Giornale on-line fondato nel 2004

Giovedì, 04 Lug 2024

altL’estate italiana del 2011 è stata da molti definita tragica, per le vicende politico-economiche che la caratterizzarono, culminate con le dimissioni del governo Berlusconi (il 12 novembre) e con la nomina a premier di Mario Monti, quattro giorni dopo.

Da luglio a dicembre, lo spread la fece da padrone e causò l’emanazione di provvedimenti di emergenza “lacrime e sangue” (ex multis, la riforma delle pensioni “Fornero”), di cui chissà ancora per quanto pagheremo le conseguenze.

In quel contesto di grande confusione, tra un decreto legge e l’altro, ci fu anche quello contrassegnato dal n. 98 del 6 luglio, convertito, a tempo di record, dopo appena 9 giorni, in legge n. 111 del 15 luglio 2011.

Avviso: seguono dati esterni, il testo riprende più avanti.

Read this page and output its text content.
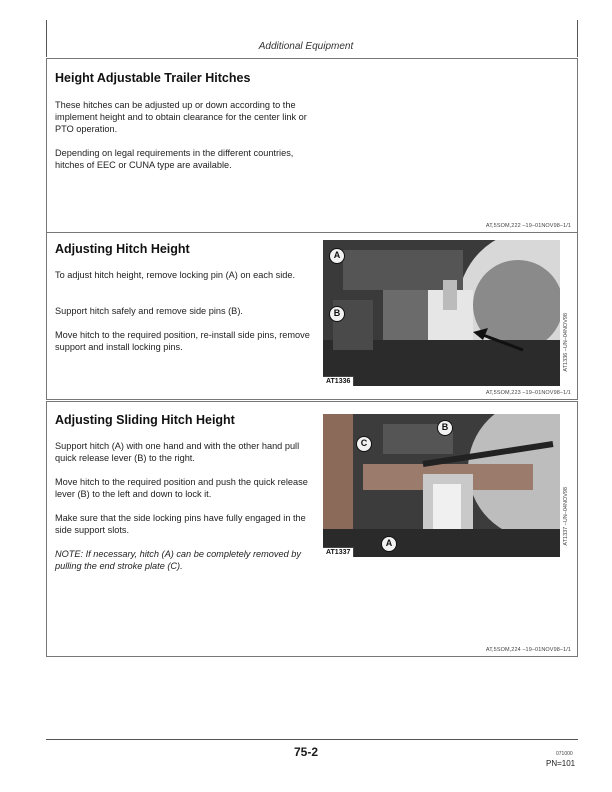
Additional Equipment
Height Adjustable Trailer Hitches

These hitches can be adjusted up or down according to the implement height and to obtain clearance for the center link or PTO operation.

Depending on legal requirements in the different countries, hitches of EEC or CUNA type are available.

AT,5SOM,222 –19–01NOV98–1/1
Adjusting Hitch Height

To adjust hitch height, remove locking pin (A) on each side.

Support hitch safely and remove side pins (B).

Move hitch to the required position, re-install side pins, remove support and install locking pins.

A
B
AT1336
AT1336 –UN–04NOV98
AT,5SOM,223 –19–01NOV98–1/1
Adjusting Sliding Hitch Height

Support hitch (A) with one hand and with the other hand pull quick release lever (B) to the right.

Move hitch to the required position and push the quick release lever (B) to the left and down to lock it.

Make sure that the side locking pins have fully engaged in the side support slots.

NOTE: If necessary, hitch (A) can be completely removed by pulling the end stroke plate (C).

B
C
A
AT1337
AT1337 –UN–04NOV98
AT,5SOM,224 –19–01NOV98–1/1
75-2	071000
PN=101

In tale provvedimento legislativo - contenente disposizioni urgenti per la stabilizzazione finanziaria - fu inserita anche una norma la cui finalità sembrava essere quella di dare una sorta di zuccherino ai dipendenti pubblici che, con precedenti decreti, avevano subito il blocco della contrattazione nazionale (che dura tuttora), il blocco delle retribuzioni, delle progressioni economiche e di livello nonché del fondo per il salario accessorio.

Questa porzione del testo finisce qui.